Cassidy’s work is dated two years earlier. His thesis is, we think, the first graduate-level American scholarship on comic books.
The problem is, that 1944 date from ComicsResearch.org is incorrect, and there is indeed scholarship research that predates not only then, but Cassidy’s newly found thesis as well. On a comics scholar listserve where I’m a lurker, the article was quickly debunked, and chalked up to “not enough detective work.” That listserv actually points out two examples much earlier than 1944 or 1942.
Munger, Elizabeth M. “Preferences for Various Newspaper Comic Strips as Related to Age and Sex Differences in School Children.” M. A. Thesis. Ohio State University, 1939.
Smith, Lewis C. Jr. “Comics as Literature for Children.” M. A. Thesis. Colorado State College of Education, 1938.

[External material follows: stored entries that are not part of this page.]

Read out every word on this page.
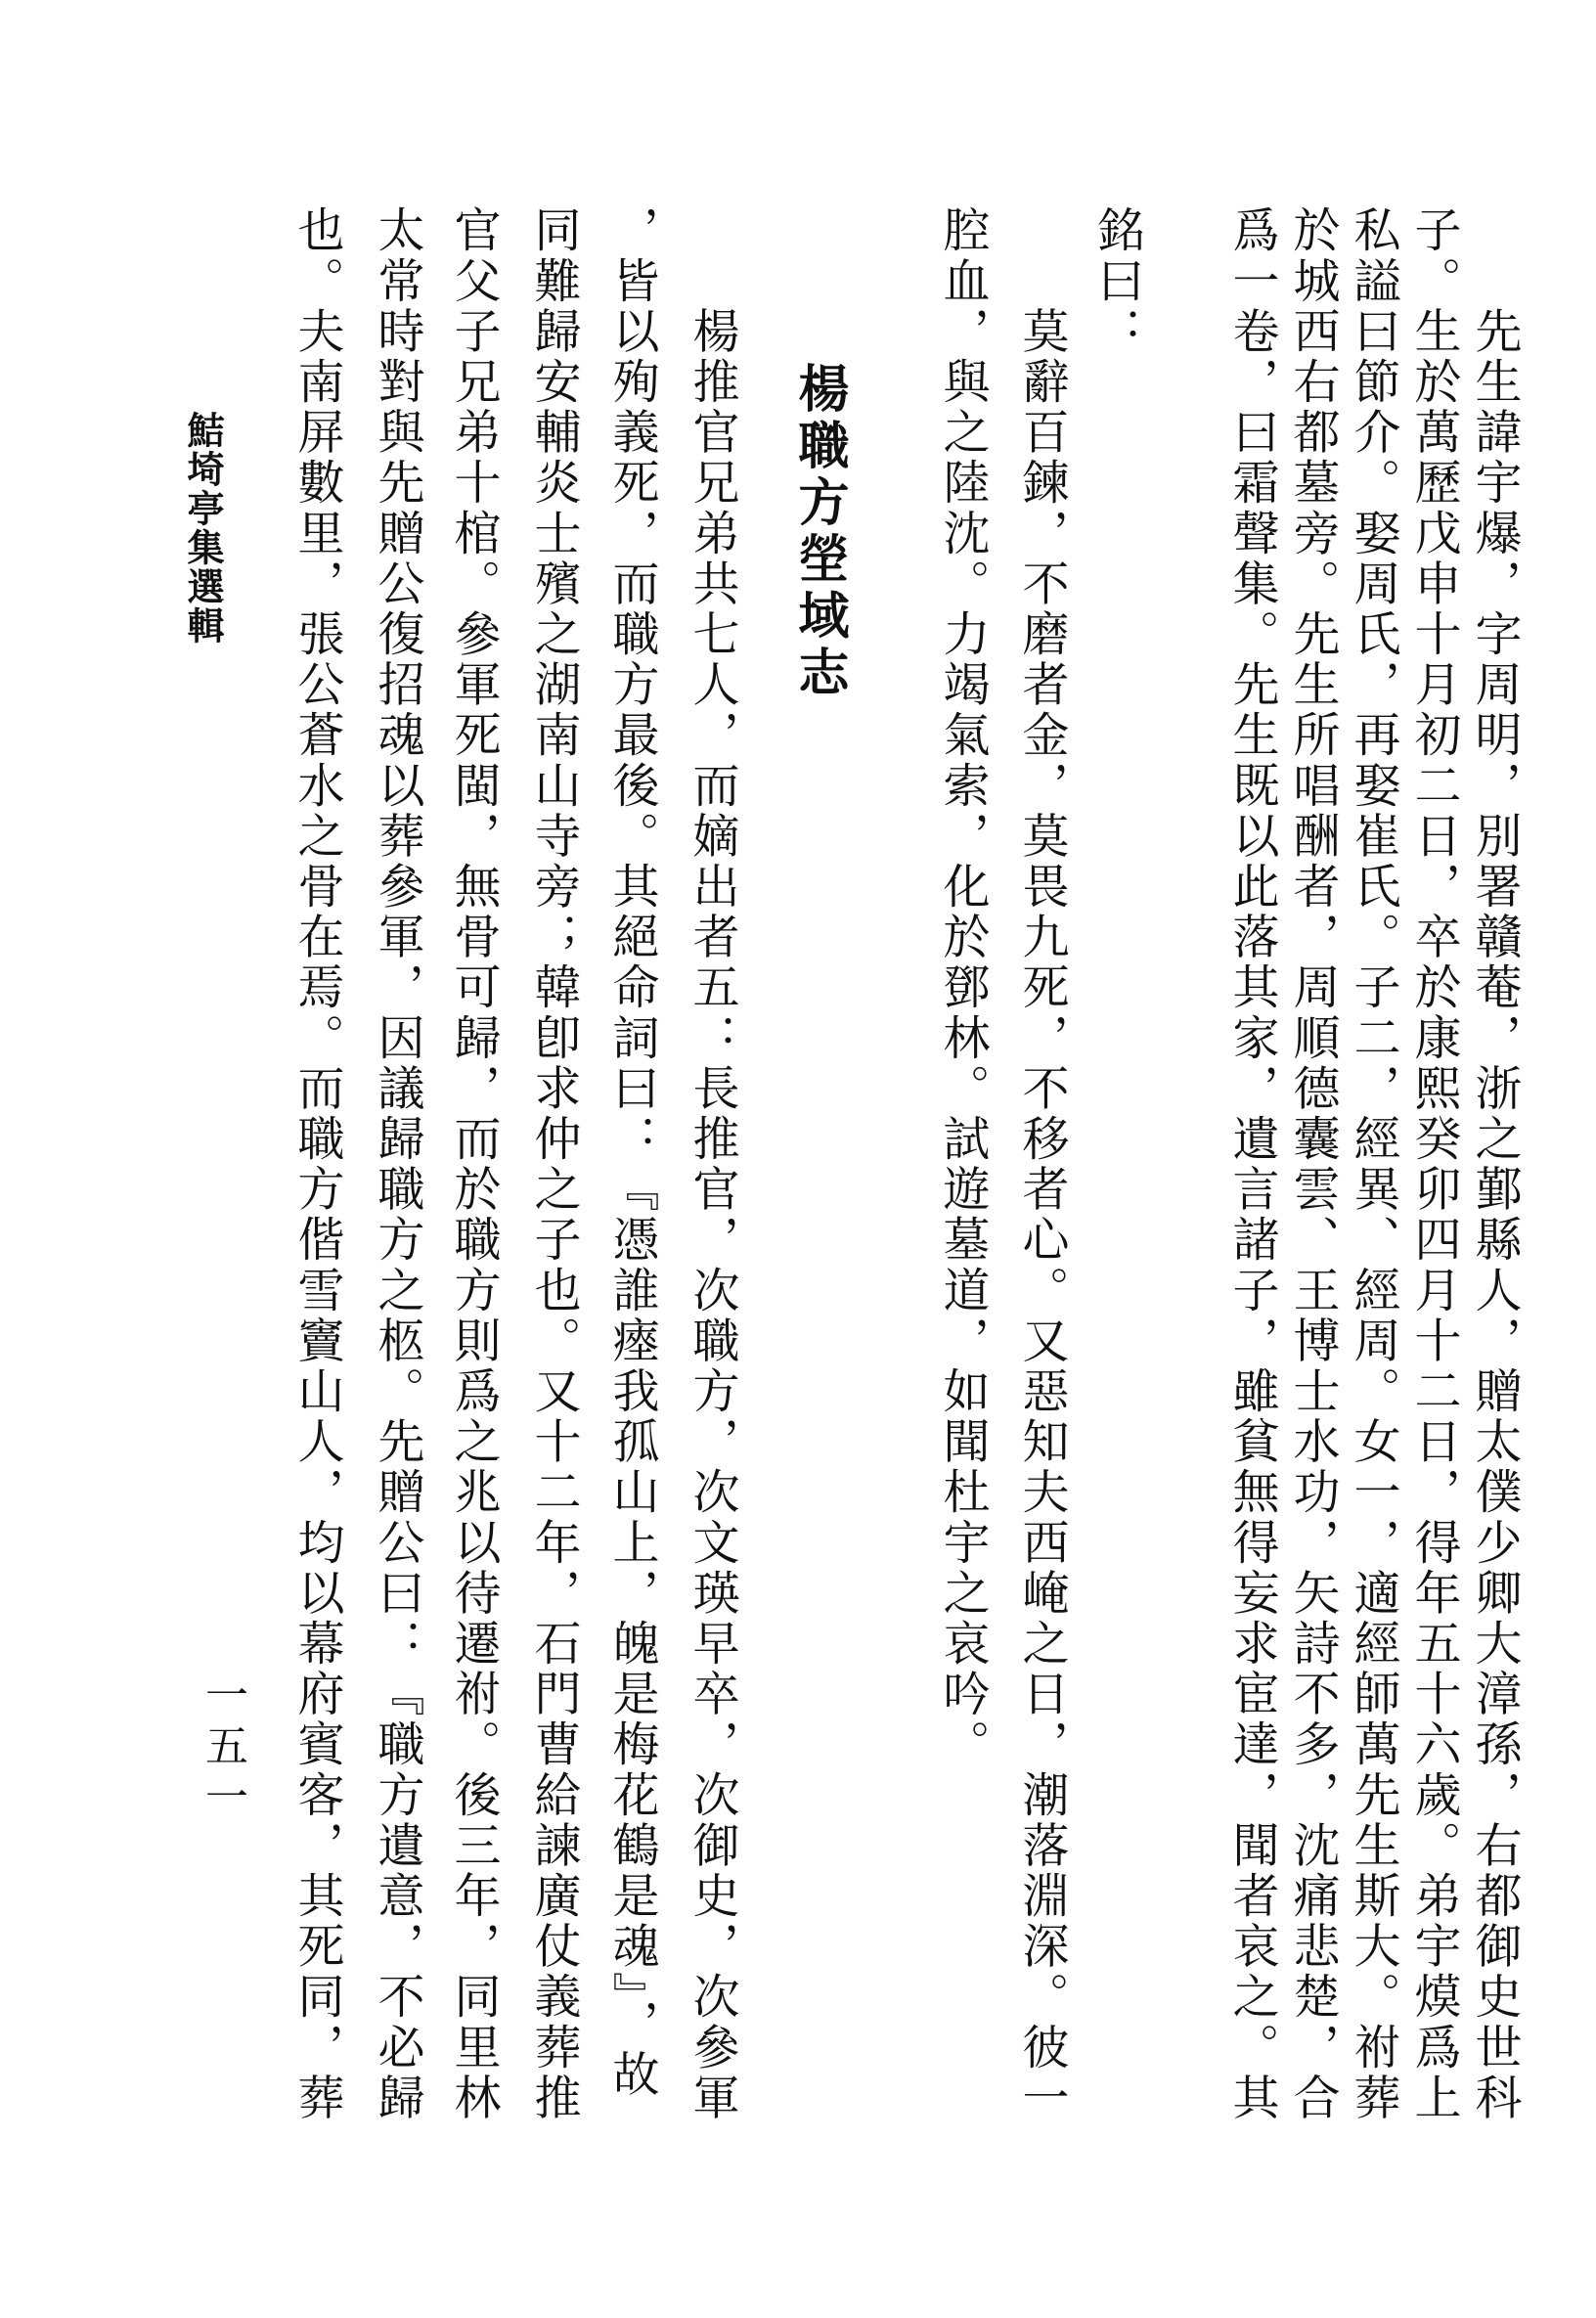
　　先生諱宇爆，字周明，別署贛菴，浙之鄞縣人，贈太僕少卿大漳孫，右都御史世科
子。生於萬歷戊申十月初二日，卒於康熙癸卯四月十二日，得年五十六歲。弟宇㷬爲上
私謚曰節介。娶周氏，再娶崔氏。子二，經異、經周。女一，適經師萬先生斯大。祔葬
於城西右都墓旁。先生所唱酬者，周順德囊雲、王博士水功，矢詩不多，沈痛悲楚，合
爲一卷，曰霜聲集。先生既以此落其家，遺言諸子，雖貧無得妄求宦達，聞者哀之。其
銘曰：
　　莫辭百鍊，不磨者金，莫畏九死，不移者心。又惡知夫西崦之日，潮落淵深。彼一
腔血，與之陸沈。力竭氣索，化於鄧林。試遊墓道，如聞杜宇之哀吟。
楊職方塋域志
　　楊推官兄弟共七人，而嫡出者五：長推官，次職方，次文瑛早卒，次御史，次參軍
，皆以殉義死，而職方最後。其絕命詞曰：『憑誰瘞我孤山上，魄是梅花鶴是魂』，故
同難歸安輔炎士殯之湖南山寺旁；韓卽求仲之子也。又十二年，石門曹給諫廣仗義葬推
官父子兄弟十棺。參軍死閩，無骨可歸，而於職方則爲之兆以待遷祔。後三年，同里林
太常時對與先贈公復招魂以葬參軍，因議歸職方之柩。先贈公曰：『職方遺意，不必歸
也。夫南屏數里，張公蒼水之骨在焉。而職方偕雪竇山人，均以幕府賓客，其死同，葬
鮚埼亭集選輯
一五一
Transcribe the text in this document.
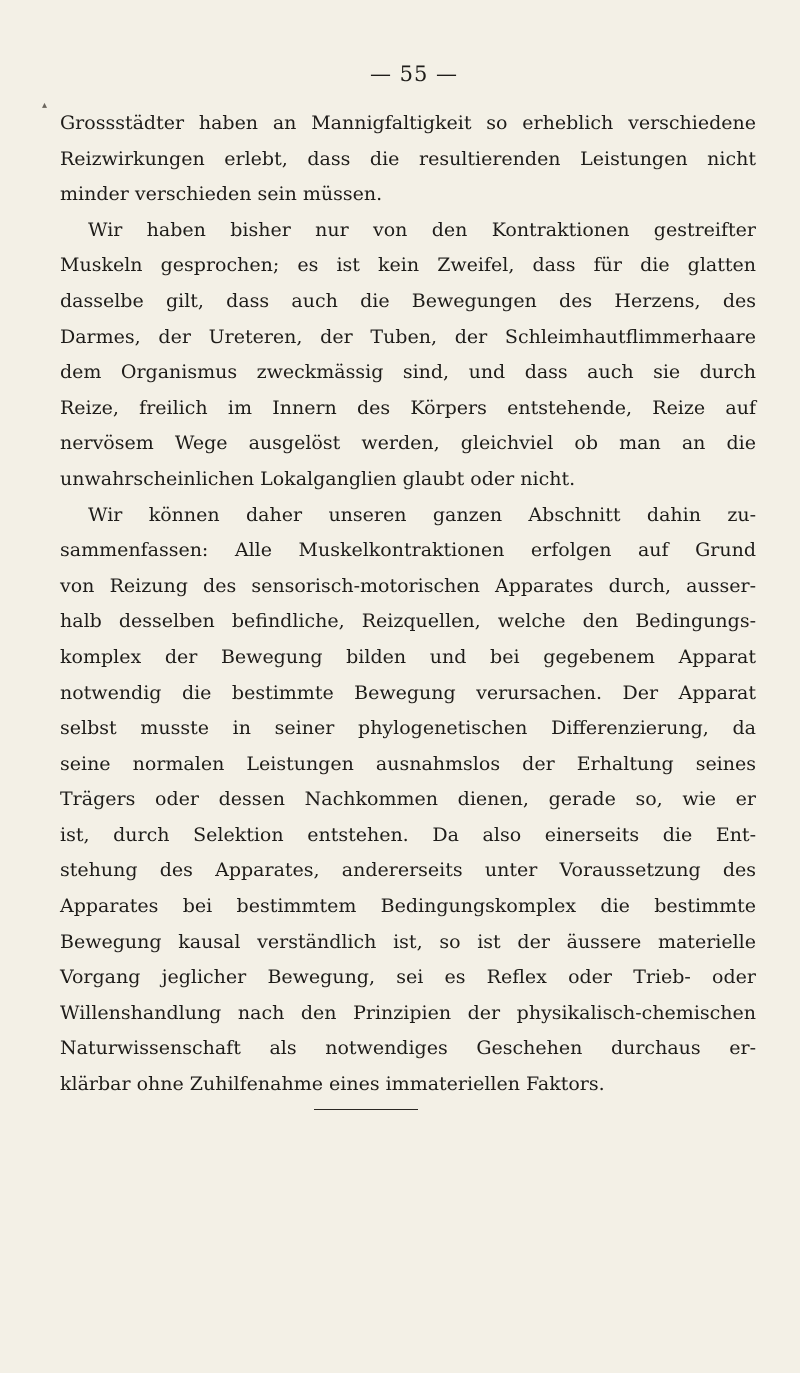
▴
— 55 —
Grossstädter haben an Mannigfaltigkeit so erheblich verschiedene
Reizwirkungen erlebt, dass die resultierenden Leistungen nicht
minder verschieden sein müssen.
Wir haben bisher nur von den Kontraktionen gestreifter
Muskeln gesprochen; es ist kein Zweifel, dass für die glatten
dasselbe gilt, dass auch die Bewegungen des Herzens, des
Darmes, der Ureteren, der Tuben, der Schleimhautflimmerhaare
dem Organismus zweckmässig sind, und dass auch sie durch
Reize, freilich im Innern des Körpers entstehende, Reize auf
nervösem Wege ausgelöst werden, gleichviel ob man an die
unwahrscheinlichen Lokalganglien glaubt oder nicht.
Wir können daher unseren ganzen Abschnitt dahin zu-
sammenfassen: Alle Muskelkontraktionen erfolgen auf Grund
von Reizung des sensorisch-motorischen Apparates durch, ausser-
halb desselben befindliche, Reizquellen, welche den Bedingungs-
komplex der Bewegung bilden und bei gegebenem Apparat
notwendig die bestimmte Bewegung verursachen. Der Apparat
selbst musste in seiner phylogenetischen Differenzierung, da
seine normalen Leistungen ausnahmslos der Erhaltung seines
Trägers oder dessen Nachkommen dienen, gerade so, wie er
ist, durch Selektion entstehen. Da also einerseits die Ent-
stehung des Apparates, andererseits unter Voraussetzung des
Apparates bei bestimmtem Bedingungskomplex die bestimmte
Bewegung kausal verständlich ist, so ist der äussere materielle
Vorgang jeglicher Bewegung, sei es Reflex oder Trieb- oder
Willenshandlung nach den Prinzipien der physikalisch-chemischen
Naturwissenschaft als notwendiges Geschehen durchaus er-
klärbar ohne Zuhilfenahme eines immateriellen Faktors.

A “M. A. Thesis” would be a masters’s thesis, “graduate-level” scholarship. I’d say both count as “American comics academic works,” and those dates indeed pre-date the above claim. A quick Google search brings up this 1999 dissertation that references the two works above, confirming their existence (though not like I’ve seen both in person).
In the same listserv there’s also a reference to earlier scholarly work from the 1920s in psychology and linguistics, though examples haven’t been given yet. I did some digging and found this example also from 1942 that was cited in a recent scholarly paper:
Haggard, E. A. (1942). A projective technique using comic strip characters. Character & Personality: A Quarterly for Psychodiagnostic & Allied Studies, 10(3), 289-295.
So, lesson for everyone, don’t believe everything you read without a little research of your own, and it might be far past time for a “Snopes” for comics.